Because policies are separate from rules and global within a space, you can update notification behavior across many rules at once without touching detection logic, and you can route the same alerts differently depending on severity or source. You create and manage policies from the Action policies page, not from the rule form.
For matcher fields, grouping modes, throttle strategies, frequency options, and dispatch outcomes, refer to Action policy reference.
An optional KQL expression that filters which episodes this policy applies to. An empty matcher matches every episode in the space.
Use matchers to route different episodes to different policies, for example, one policy for data.severity: "critical" episodes routed to PagerDuty and another for warnings routed to Slack. For available fields and examples, refer to Matcher fields.

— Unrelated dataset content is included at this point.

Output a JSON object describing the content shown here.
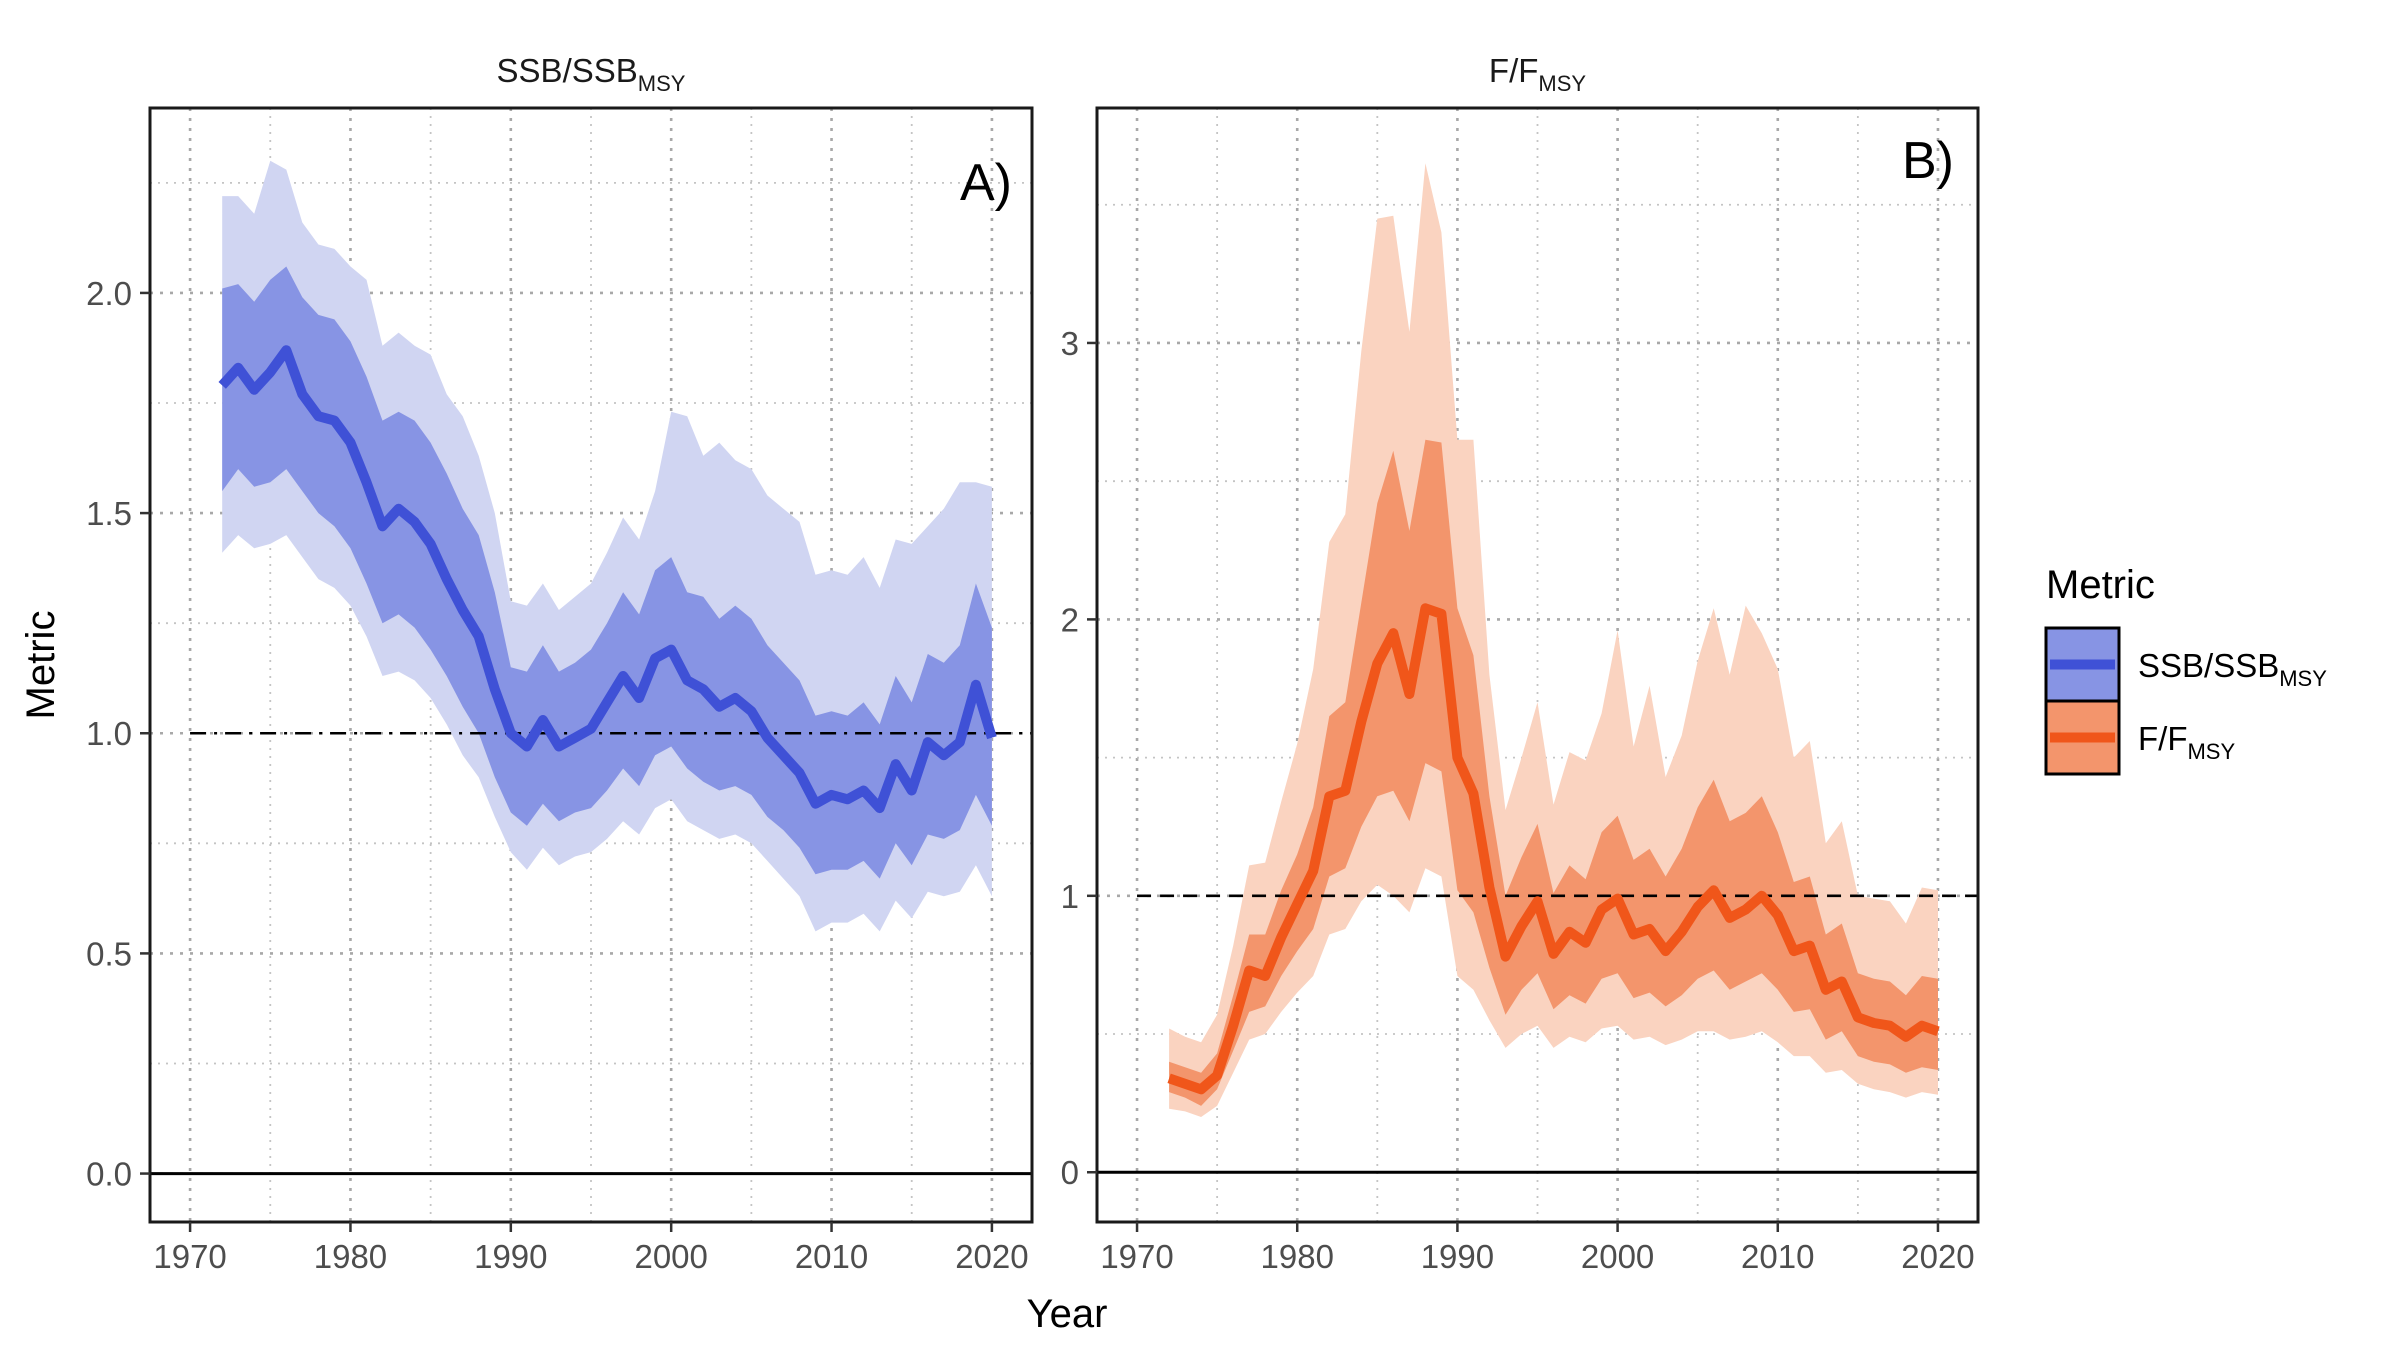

Dispatch per controls how episodes batch into notifications. Frequency controls how often the policy can notify for each batch.
| Dispatch per | What it does | Available Frequency options |
|---|---|---|
| Episode | One notification per episode. | - On status change - On status change + repeat at interval - Every evaluation |
| Group | Bundle episodes that share a field value. Specify Group by (for example data.service.name or data.host.name). |
- At most once every… - Every evaluation |
| Digest | One notification for all matching episodes combined. | Every evaluation |
For detailed descriptions, frequency options, and examples for each mode, refer to Dispatch per options.
Throttling limits how often the policy can fire for a given group. The interval resets from the last time the policy fired, so successive notifications stay at least interval apart. Set a duration such as 1h or 30m. For available throttle strategies, refer to Throttle strategies.
One or more workflows to invoke when the policy matches. Use the search field to find and attach workflows.
An optional time window during which the policy doesn't dispatch. Useful for planned maintenance or quiet periods without disabling the policy entirely.